The most complicated concepts/experiences/forms of life will always be somewhat ineffable or at least overflow the limits of our expression. We speak of Love as a self-evident word, but with a moment of pause, it is clearly anything but. We can throw out a whole barrage of related concepts such as acceptance, support, desire, compassion, concern, care, deep want, reverence, adoration, nurturing, gratitude… None of these alone, nor all of them together, exhaust the myriad complexity of Love. They clearly point the way to some shared notes, some of the core intricacy of one of the most sought and expressed human experiences. However, Love remains so familiar and powerful yet so impossible to express; it is like using words to express the most profound piece of artwork you’ve ever experienced. No matter how elaborate the expression, our concepts come up short, fragmented, and ultimately, without that pause to see this slippage or difficulty of reference in our language, we can get too wrapped up in our very words. We fall into holding on to our expression as Truth with certainty that we know precisely the full weight of our expressions, unlike the profoundly eye-opening statements of Cavell above. If we can’t see the fundamental inexpressibility of our most human, complex, what I might even call “sacred” (in a very Buddhist sense of the dynamically profound unfolding of the absolutely real in this moment) experiences, then we cling to concepts as definitions–as forms of certainty rather than as placeholders, as forms of wonder.

Such a deep word…

In overlooking this inexpressibility, we fall into the fragmentary forms of life that Cavell describes in the first quote: love as tinted with resentment and indignation due to the learning of a Word, that is: of a concept as certain. It takes little pause to realize that Love is not nearly as certain, in the sense of clearly definable, as “chair”, “rock”, or “book”. We haven’t quite learned its form of life. If you think about it, this explains a lot about the apparent oddities in others behavior and moreover reasoning related to Love. Here then, in closing a chapter, a proposition: we want to understand Love, and as such, we’re quick to use this word without hesitation, but ultimately, these expressions don’t “express all they could take from us” (Cavell). This isn’t meant to say that these words are pointless or that they refer to nothing. Rather, they refer to something that defies a ready conceptual understanding, a form of life that overflows with meaning. As such, speak carefully, and to really understand these aspects of existence, open yourself to surprise, wonder, and uncertainty.

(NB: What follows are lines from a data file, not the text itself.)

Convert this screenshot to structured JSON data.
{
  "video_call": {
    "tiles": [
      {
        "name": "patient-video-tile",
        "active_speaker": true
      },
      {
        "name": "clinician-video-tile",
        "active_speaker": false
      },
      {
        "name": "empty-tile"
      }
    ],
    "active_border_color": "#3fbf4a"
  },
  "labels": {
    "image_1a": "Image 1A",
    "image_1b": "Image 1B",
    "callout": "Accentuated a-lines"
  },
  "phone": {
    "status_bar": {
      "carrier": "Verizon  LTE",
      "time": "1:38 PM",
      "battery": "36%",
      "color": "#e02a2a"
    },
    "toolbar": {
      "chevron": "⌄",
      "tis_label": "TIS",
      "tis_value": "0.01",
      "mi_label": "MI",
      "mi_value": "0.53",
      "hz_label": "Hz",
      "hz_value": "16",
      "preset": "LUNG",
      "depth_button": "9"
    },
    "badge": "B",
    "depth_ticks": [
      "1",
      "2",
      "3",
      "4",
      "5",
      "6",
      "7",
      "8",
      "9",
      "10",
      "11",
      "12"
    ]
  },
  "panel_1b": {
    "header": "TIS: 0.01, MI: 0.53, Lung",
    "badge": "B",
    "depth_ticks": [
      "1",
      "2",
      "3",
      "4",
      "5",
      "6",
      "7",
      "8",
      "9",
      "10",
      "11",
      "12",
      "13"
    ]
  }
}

Meditate rather than declare. In order to know, be ready to learn rather than thinking that you’ve already got it in saying that “Love is X” (in this I mean that you can’t pin it down simply as one thing). So, we have another challenge to our myth of completion and identity; here we have an embrace of the hyper-abundance that can’t quite be pinned down. In returning to the premise of identity from the beginning, a challenge: what do such musings about words, concepts, and forms of life bring to bear on “I am X” or “I”?